About 130,000 U.S. troops are in Iraq, where they face more than two dozen attacks daily from die-hard Saddam Hussein supporters. Defense Secretary Donald Rumsfeld wrote in a memo last week that the United States can "win in Afghanistan and Iraq," but "it will be a long, hard slog."
Michael McPhearson, a veteran from the 1991 Persian Gulf War, denounced the president, saying he had misled the nation. "You have butchered the truth, George Bush."
Organizers expected more than 30,000 would turn out for the protest, but the crowd - which filled the area between the monument and the Ellipse near the White House - appeared much smaller.
Because the U.S. Park Police no longer issues crowd estimates, the size of the crowd could not be verified.
International ANSWER (Act Now to Stop War and End Racism) and United for Peace and Justice, which organized the protest, also planned a mass demonstration in San Francisco for later Saturday.
Some demonstrators at the Washington rally acknowledged that the crowd was lighter than previous protests during and before the war.
At one point during the afternoon, a shouting match erupted between an anti-war crowd and counterdemonstrators holding "Trust Jesus" signs. Police moved in on horses to separate the two sides. No arrests were made.

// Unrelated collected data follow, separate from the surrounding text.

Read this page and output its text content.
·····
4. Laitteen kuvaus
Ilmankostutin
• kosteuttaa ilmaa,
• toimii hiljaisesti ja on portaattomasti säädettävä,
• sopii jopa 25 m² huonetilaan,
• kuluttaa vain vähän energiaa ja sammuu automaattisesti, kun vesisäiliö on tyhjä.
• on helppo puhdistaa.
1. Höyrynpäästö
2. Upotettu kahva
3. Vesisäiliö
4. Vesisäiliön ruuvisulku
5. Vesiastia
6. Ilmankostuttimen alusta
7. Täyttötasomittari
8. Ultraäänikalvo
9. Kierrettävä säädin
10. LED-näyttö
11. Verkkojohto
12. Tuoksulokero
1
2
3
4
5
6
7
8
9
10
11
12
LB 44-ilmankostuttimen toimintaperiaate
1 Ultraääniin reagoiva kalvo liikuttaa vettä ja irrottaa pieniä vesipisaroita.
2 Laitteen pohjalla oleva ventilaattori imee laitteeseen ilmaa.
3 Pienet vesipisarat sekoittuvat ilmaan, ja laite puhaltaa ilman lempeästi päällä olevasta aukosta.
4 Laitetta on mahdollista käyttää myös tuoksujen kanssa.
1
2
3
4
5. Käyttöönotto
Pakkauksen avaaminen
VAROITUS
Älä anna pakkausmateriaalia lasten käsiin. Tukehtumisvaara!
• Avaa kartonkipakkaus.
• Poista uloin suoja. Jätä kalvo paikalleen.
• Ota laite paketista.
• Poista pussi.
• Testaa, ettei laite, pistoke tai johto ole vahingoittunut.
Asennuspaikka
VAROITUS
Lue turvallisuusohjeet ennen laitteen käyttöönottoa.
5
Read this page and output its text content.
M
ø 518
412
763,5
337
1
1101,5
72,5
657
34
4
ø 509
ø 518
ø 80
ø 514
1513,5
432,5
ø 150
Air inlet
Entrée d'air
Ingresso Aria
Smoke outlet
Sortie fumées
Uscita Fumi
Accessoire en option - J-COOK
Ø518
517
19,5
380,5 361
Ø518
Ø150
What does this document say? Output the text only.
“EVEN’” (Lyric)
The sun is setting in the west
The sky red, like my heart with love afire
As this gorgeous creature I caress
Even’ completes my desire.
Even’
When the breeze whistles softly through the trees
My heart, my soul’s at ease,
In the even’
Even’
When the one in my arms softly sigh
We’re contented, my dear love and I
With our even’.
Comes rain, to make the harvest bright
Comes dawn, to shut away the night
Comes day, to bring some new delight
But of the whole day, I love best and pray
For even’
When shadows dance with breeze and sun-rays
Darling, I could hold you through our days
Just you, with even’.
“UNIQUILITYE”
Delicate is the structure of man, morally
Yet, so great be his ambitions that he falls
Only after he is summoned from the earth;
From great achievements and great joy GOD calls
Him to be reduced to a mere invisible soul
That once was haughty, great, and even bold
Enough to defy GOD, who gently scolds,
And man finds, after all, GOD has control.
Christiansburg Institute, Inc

Before the rally, about 200 protesters played songs, listened to drummers and rallied for peace in a park about 20 blocks north of the White House. The crowd at the Black Voices for Peace rally then marched down past the White House to join the larger demonstration at the Washington Monument.
The D.C. chapter of Free Republic, an independent grass-roots conservative group, gathered dozens of people at the U.S. Capitol to show support for Bush and the troops in Iraq.
"Whether or not the war should have started is a moot point," said Eric Campbell, a 32-year-old who served in the 1991 Persian Gulf War. "We have to stay if anything for the Iraqi people."
Five groups helped arrange transportation to the San Francisco rally for protesters from Arizona, Nevada, Oregon, Washington and more than two dozen California cities.
Protesters at Civic Center Plaza waved large signs with slogans including "Register to vote for peace" and "Support our troops. Bring them home."
San Francisco rally speakers included a Marine reservist who was sentenced to prison leaving his unit to protest the war and Vietnam Veteran Ron Kovic -- who wrote "Born on the Fourth of July."
In Seoul, two thousand demonstrators protested against plans to send more South Korean troops to Iraq.